Les matériaux de l'imagination

La publication de La piedra blanda (Maison aléatoire), de Rodrigo Cortés et Tomás Hijo, est un événement car elle démontre de manière exemplaire que les récits ne sont pas seulement faits d'histoires et d'idées : ils sont aussi façonnés par la matière. Lors de la lecture de cette étrange bande dessinée relatant la vie miraculeuse de Pedro de Poco dans un Moyen Âge halluciné, où les panneaux, au lieu de s'emboîter comme dans un jeu de Tetris, comme dans l'architecture classique, flottent sur le blanc de la page, on sent l'épaisseur de la page avec les doigts et on perçoit avec les yeux une autre épaisseur, celle du dessin en noir et blanc. Car chacun de ces panneaux a été sculpté à l'aide de deux gouges, l'une d'un millimètre d'épaisseur et l'autre de cinq ; avant l'impression, il s'agissait d'une gravure.
Une étagère de livres à la Bibliothèque nationale
Alejandro Martínez Vélez - Europa Press / Europa PressDans Parallel Minds: Discovering the Intelligence of Materials (Caja Negra), la chercheuse en biotechnologie Laura Tripaldi souligne cet aspect central des matériaux complexes : « Leur structure peut contenir une certaine quantité d’informations qui ne viennent pas de l’extérieur, mais qui sont inscrites dans les relations entre les éléments microscopiques qui la composent. » Ce constat peut être extrapolé à la composition d’une œuvre d’art, car celle-ci se construit également à travers la nature « coopérative et relationnelle » de ses éléments, « qui s’exprime dans une structure large et décentralisée et confère à la matière des propriétés que ses parties individuelles ne possèdent pas. »

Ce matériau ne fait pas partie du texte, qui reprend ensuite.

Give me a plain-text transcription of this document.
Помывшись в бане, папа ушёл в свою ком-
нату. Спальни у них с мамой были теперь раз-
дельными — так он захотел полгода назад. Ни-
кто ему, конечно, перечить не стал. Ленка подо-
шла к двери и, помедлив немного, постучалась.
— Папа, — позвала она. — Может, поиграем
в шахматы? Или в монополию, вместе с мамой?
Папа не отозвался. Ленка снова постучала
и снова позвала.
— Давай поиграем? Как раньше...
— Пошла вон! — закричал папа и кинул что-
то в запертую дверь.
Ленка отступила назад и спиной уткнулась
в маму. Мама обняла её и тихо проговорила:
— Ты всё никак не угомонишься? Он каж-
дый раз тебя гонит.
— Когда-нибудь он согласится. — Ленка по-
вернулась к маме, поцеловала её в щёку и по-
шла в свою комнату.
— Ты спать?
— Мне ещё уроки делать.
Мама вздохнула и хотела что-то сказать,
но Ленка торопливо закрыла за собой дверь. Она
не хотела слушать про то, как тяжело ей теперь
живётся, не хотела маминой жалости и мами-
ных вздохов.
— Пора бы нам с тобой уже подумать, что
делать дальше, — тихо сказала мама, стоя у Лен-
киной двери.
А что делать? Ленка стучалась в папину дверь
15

Les livres sont faits d’histoires, d’idées et de matériaux et nous, lecteurs, sommes des corps et des esprits.C'est ainsi que fonctionnent le texte et le dessin, gravés à la main et agencés avec une grande originalité dans La pierre blanche . Ou encore la bande dessinée, dessinée et brodée, El cuerpo de Cristo (Astiberri), de Bea Lema. Ou encore les essais littéraires et graphiques de Frédéric Pajak, dans les volumes de son Manifeste incierto (Errata Naturae). Parmi d'autres exemples magistraux d'hybridation du texte et de l'image mettant l'accent sur leur matérialité. La réédition de La casa de hojas (Duomo), de Mark Danielewski (traduit par Javier Calvo et mis en page par Robert Juan-Cantavella), nous rappelle que la littérature du XXIe siècle a été relancée avec ce roman dessiné, où la typographie, le calligramme et le collage comptent autant que l'histoire de la maison surnaturelle ou celle du livre maudit.
Lire aussiMais les matériaux de la fiction et du documentaire ne sont pas toujours visuels ou physiques ; il s'agit parfois de codes ou de textures. Danielewski utilise le langage cinématographique ou les notes de bas de page pour nourrir son roman ; Pajak, la philosophie ; Lema, l'autobiographie et la confession ; Cortés e Hijo, l'hagiographie et la légende. Les livres – comme les films, les podcasts, les expositions ou les performances – sont faits d'histoires, d'idées et de matériaux. Comme nous, leurs lecteurs, corps et esprits ne devraient pas rechercher des simplifications, mais plutôt des réflexions possibles sur leur propre complexité.